I Paesi con più rifugiati sono, in ordine crescente: Iran, Libano, Uganda, Pakistan, Turchia, che ha 3,5 milioni di rifugiati. l’Europa dopo la seconda Guerra Mondiale ha creato una rete di protezione per i rifugiati molto buona e valida, visti i flussi piuttosto limitati come nel caso dei rifugiati provenienti dai Paesi comunisti negli anni Cinquanta e Sessanta. Nell’ultimo ventennio, a partire dalla ex Jugoslavia, nuove masse di rifugiati hanno messo in crisi questo sistema per l’alto numero di persone in movimento. Le attuali difficoltà nascono nel 2014-2015 a causa della crisi economica, ma soprattutto per la cattiva gestione politica del conflitto siriano. Il conflitto siriano ha mobilitato non solo i siriani ma i rifugiati di tutti i paesi vicini. L’Europa non era pronta ad affrontare la situazione, si sentiva debole per la crisi economica e il terrorismo. In questa situazione di caos e fragilità, molti politici europei hanno strumentalizzato questo fenomeno migratorio per conquistare il consenso dell’opinione pubblica.
Il caso libico. L’azione di riduzione dei flussi non è limitare gli sbarchi o litigare su chi li accoglie. L’importante è capire l’intera catena dei viaggi. Ci vuole una prospettiva strategica di lungo periodo, di investimenti. Occorre guardare al problema nel suo complesso. La Libia è un anello di questa catena. La Libia è ancora in guerra e questo crea problemi ai libici e ai migranti. Ci sono bande che vivono di ogni genere di traffici che prosperano in mezzo all’anarchia. Per risolvere il problema libico, bisogna affrontare la politica libica, pacificando la società attraverso una forte influenza internazionale. I casi come la Libia, la Siria, lo Yemen dimostrano che la guerra non finisce perché le potenze internazionali non sanno mettersi d’accordo. Ogni disaccordo tra i governi europei, Russia, Usa è un incentivo a continuare la guerra.
Non basta dire che la diversità arricchisce, bisogna viverla, sperimentarla. Altrimenti vince l’idea della diversità come pericolo. Le nostre società hanno paura di perdere il lavoro, sono insicure per il terrorismo. Queste paure sono state sottovalutate ed ora esplodono. Bisogna affrontarle. Ricordiamoci poi che a fare la vera integrazione non sono i governi ma la società civile, proprio come accade in Arsenale.

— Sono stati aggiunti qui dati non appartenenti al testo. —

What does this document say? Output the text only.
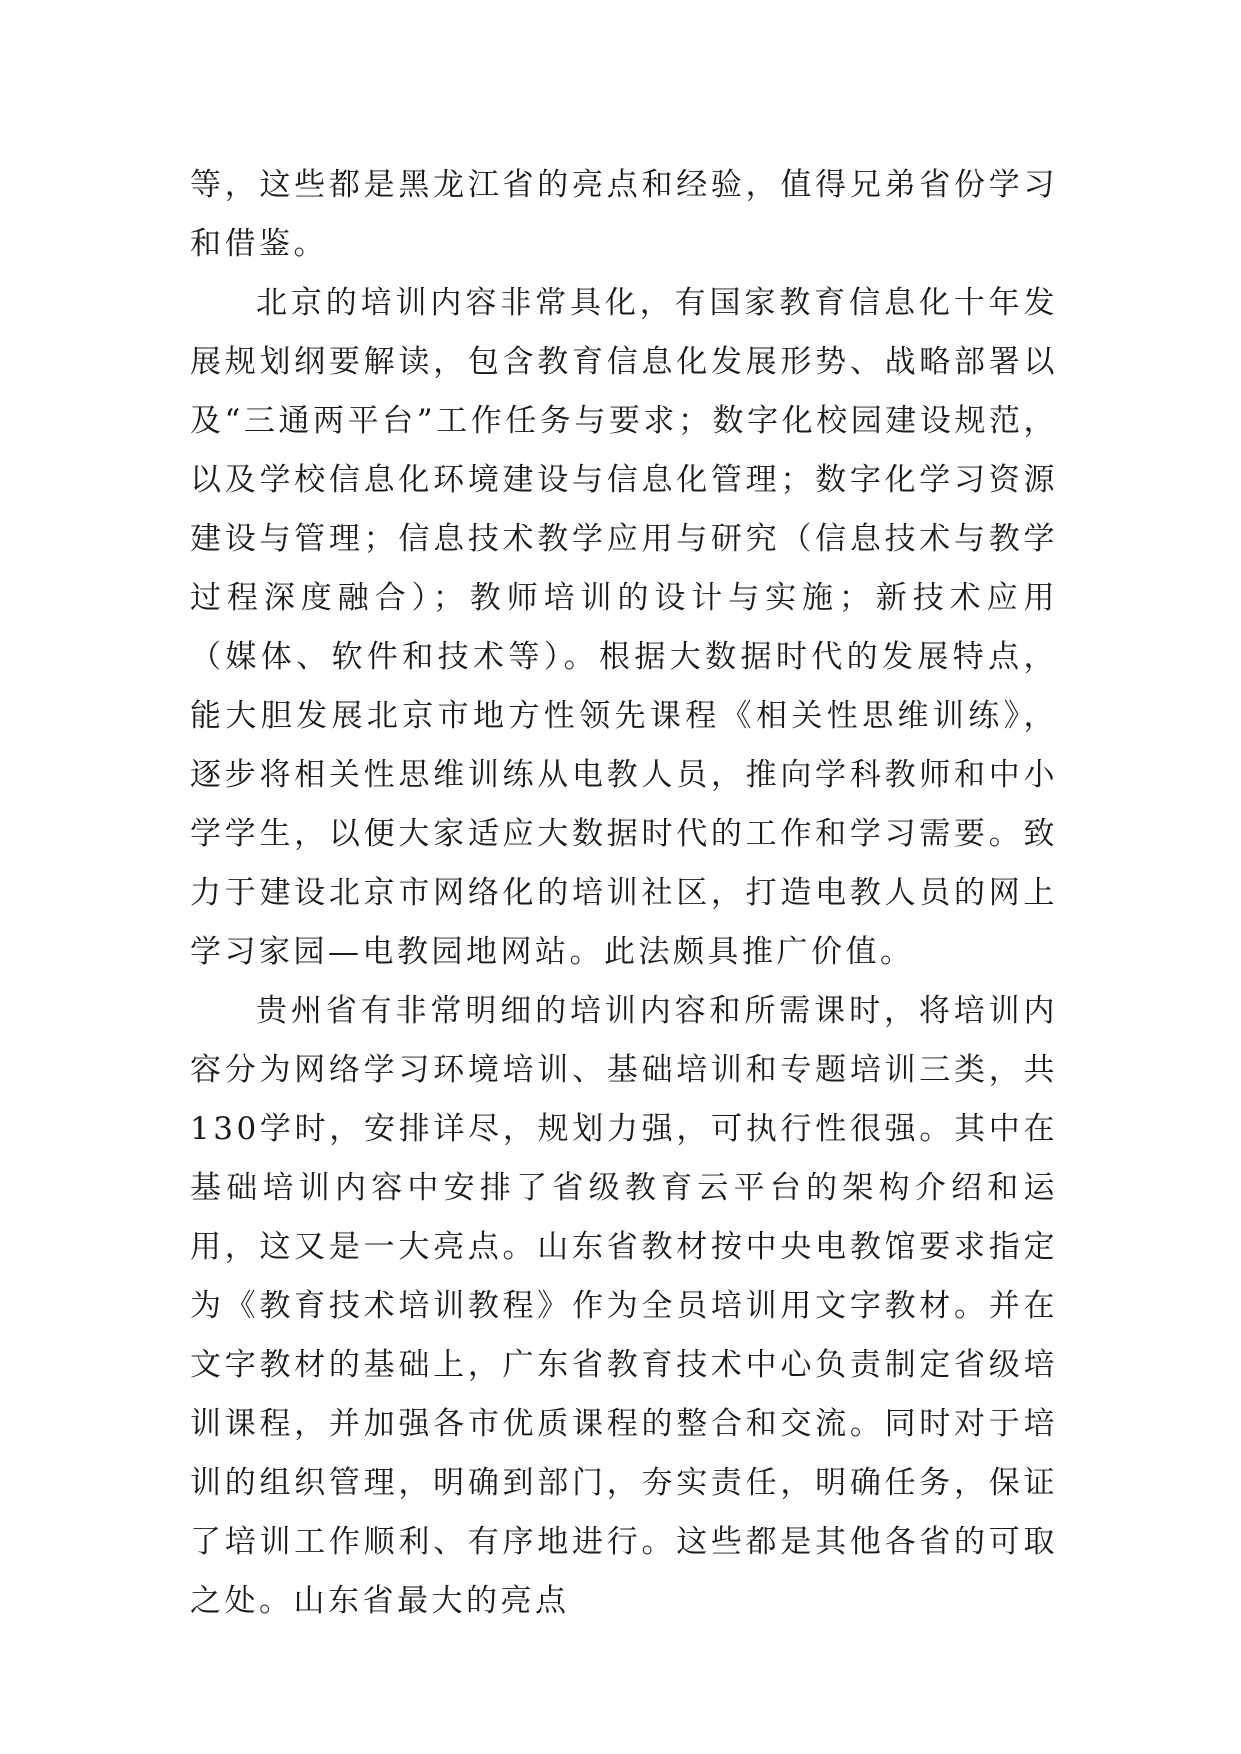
等，这些都是黑龙江省的亮点和经验，值得兄弟省份学习和借鉴。

北京的培训内容非常具化，有国家教育信息化十年发展规划纲要解读，包含教育信息化发展形势、战略部署以及“三通两平台”工作任务与要求；数字化校园建设规范，以及学校信息化环境建设与信息化管理；数字化学习资源建设与管理；信息技术教学应用与研究（信息技术与教学过程深度融合）；教师培训的设计与实施；新技术应用（媒体、软件和技术等）。根据大数据时代的发展特点，能大胆发展北京市地方性领先课程《相关性思维训练》，逐步将相关性思维训练从电教人员，推向学科教师和中小学学生，以便大家适应大数据时代的工作和学习需要。致力于建设北京市网络化的培训社区，打造电教人员的网上学习家园—电教园地网站。此法颇具推广价值。

贵州省有非常明细的培训内容和所需课时，将培训内容分为网络学习环境培训、基础培训和专题培训三类，共130学时，安排详尽，规划力强，可执行性很强。其中在基础培训内容中安排了省级教育云平台的架构介绍和运用，这又是一大亮点。山东省教材按中央电教馆要求指定为《教育技术培训教程》作为全员培训用文字教材。并在文字教材的基础上，广东省教育技术中心负责制定省级培训课程，并加强各市优质课程的整合和交流。同时对于培训的组织管理，明确到部门，夯实责任，明确任务，保证了培训工作顺利、有序地进行。这些都是其他各省的可取之处。山东省最大的亮点
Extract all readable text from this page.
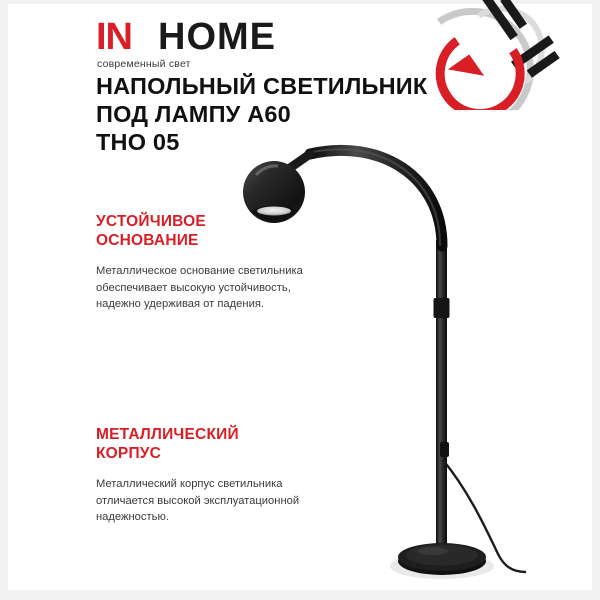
IN HOME
современный свет
НАПОЛЬНЫЙ СВЕТИЛЬНИК
ПОД ЛАМПУ A60
ТНО 05
УСТОЙЧИВОЕ
ОСНОВАНИЕ
Металлическое основание светильника
обеспечивает высокую устойчивость,
надежно удерживая от падения.
МЕТАЛЛИЧЕСКИЙ
КОРПУС
Металлический корпус светильника
отличается высокой эксплуатационной
надежностью.
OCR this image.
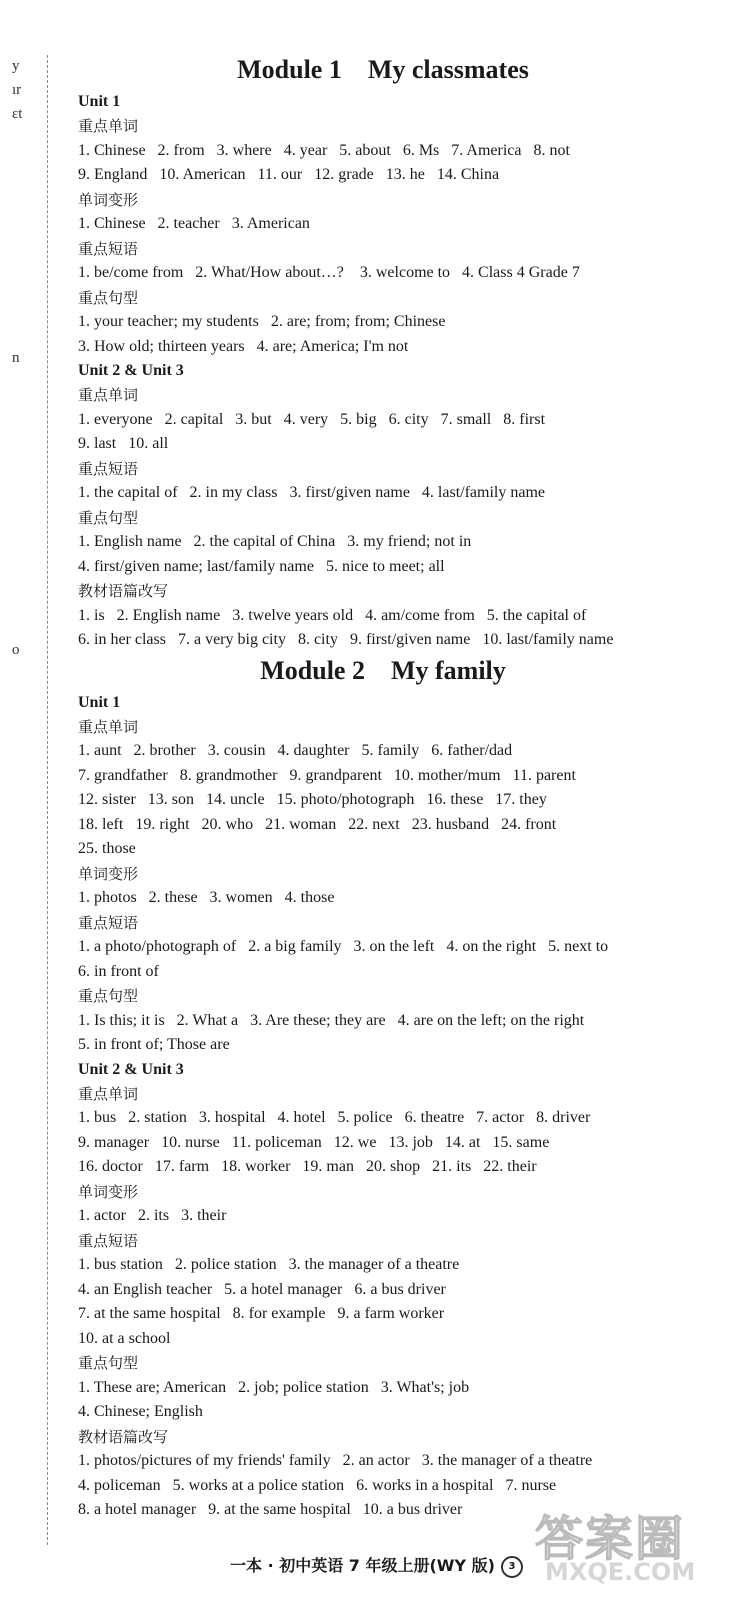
y
ır
ɛt
n
o
Module 1    My classmates
Unit 1
重点单词
1. Chinese   2. from   3. where   4. year   5. about   6. Ms   7. America   8. not
9. England   10. American   11. our   12. grade   13. he   14. China
单词变形
1. Chinese   2. teacher   3. American
重点短语
1. be/come from   2. What/How about…?    3. welcome to   4. Class 4 Grade 7
重点句型
1. your teacher; my students   2. are; from; from; Chinese
3. How old; thirteen years   4. are; America; I'm not
Unit 2 & Unit 3
重点单词
1. everyone   2. capital   3. but   4. very   5. big   6. city   7. small   8. first
9. last   10. all
重点短语
1. the capital of   2. in my class   3. first/given name   4. last/family name
重点句型
1. English name   2. the capital of China   3. my friend; not in
4. first/given name; last/family name   5. nice to meet; all
教材语篇改写
1. is   2. English name   3. twelve years old   4. am/come from   5. the capital of
6. in her class   7. a very big city   8. city   9. first/given name   10. last/family name
Module 2    My family
Unit 1
重点单词
1. aunt   2. brother   3. cousin   4. daughter   5. family   6. father/dad
7. grandfather   8. grandmother   9. grandparent   10. mother/mum   11. parent
12. sister   13. son   14. uncle   15. photo/photograph   16. these   17. they
18. left   19. right   20. who   21. woman   22. next   23. husband   24. front
25. those
单词变形
1. photos   2. these   3. women   4. those
重点短语
1. a photo/photograph of   2. a big family   3. on the left   4. on the right   5. next to
6. in front of
重点句型
1. Is this; it is   2. What a   3. Are these; they are   4. are on the left; on the right
5. in front of; Those are
Unit 2 & Unit 3
重点单词
1. bus   2. station   3. hospital   4. hotel   5. police   6. theatre   7. actor   8. driver
9. manager   10. nurse   11. policeman   12. we   13. job   14. at   15. same
16. doctor   17. farm   18. worker   19. man   20. shop   21. its   22. their
单词变形
1. actor   2. its   3. their
重点短语
1. bus station   2. police station   3. the manager of a theatre
4. an English teacher   5. a hotel manager   6. a bus driver
7. at the same hospital   8. for example   9. a farm worker
10. at a school
重点句型
1. These are; American   2. job; police station   3. What's; job
4. Chinese; English
教材语篇改写
1. photos/pictures of my friends' family   2. an actor   3. the manager of a theatre
4. policeman   5. works at a police station   6. works in a hospital   7. nurse
8. a hotel manager   9. at the same hospital   10. a bus driver
答案圈
MXQE.COM
一本 · 初中英语 7 年级上册(WY 版) 3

Il lavoro umanitario ti costringe a trattare con chiunque. In casi di guerra devi confrontarti con criminali e assassini. Operando in Libia, cercare di aiutare le persone rinchiuse nei campi, significa trattare con aguzzini. Per questo ci accusano di scendere a patti con i criminali. Però se vogliamo aiutare veramente bisogna sporcarsi le mani. Questo non significa fare il male ma trattare con il male. Io da ragazzo non pensavo che ci volessero così tanta diplomazia, pazienza, frustrazione.
Però tutto questo serve a portare aiuti concreti. Nel lavoro umanitario, di fronte alla fragilità della pace, agli sforzi enormi per ottenere risultati minimi, ci vuole tanta umiltà per accettare la sconfitta. Quando sono partito ero un grande ingenuo, poi mi hanno portato in un ospedale e ho visto un bambino morire di malaria. Questo episodio ha segnato tutta la mia vita. Quella morte era una sconfitta, ma poi ho capito che l’importante era non mollare mai, continuare a portare soccorso a tutti gli altri. Ho capito da allora che anche di fronte a numerose sconfitte non dobbiamo cedere e continuare a proporre azioni di solidarietà. Questo non vale solo per le crisi umanitarie ma anche nei contesti di tutti i giorni.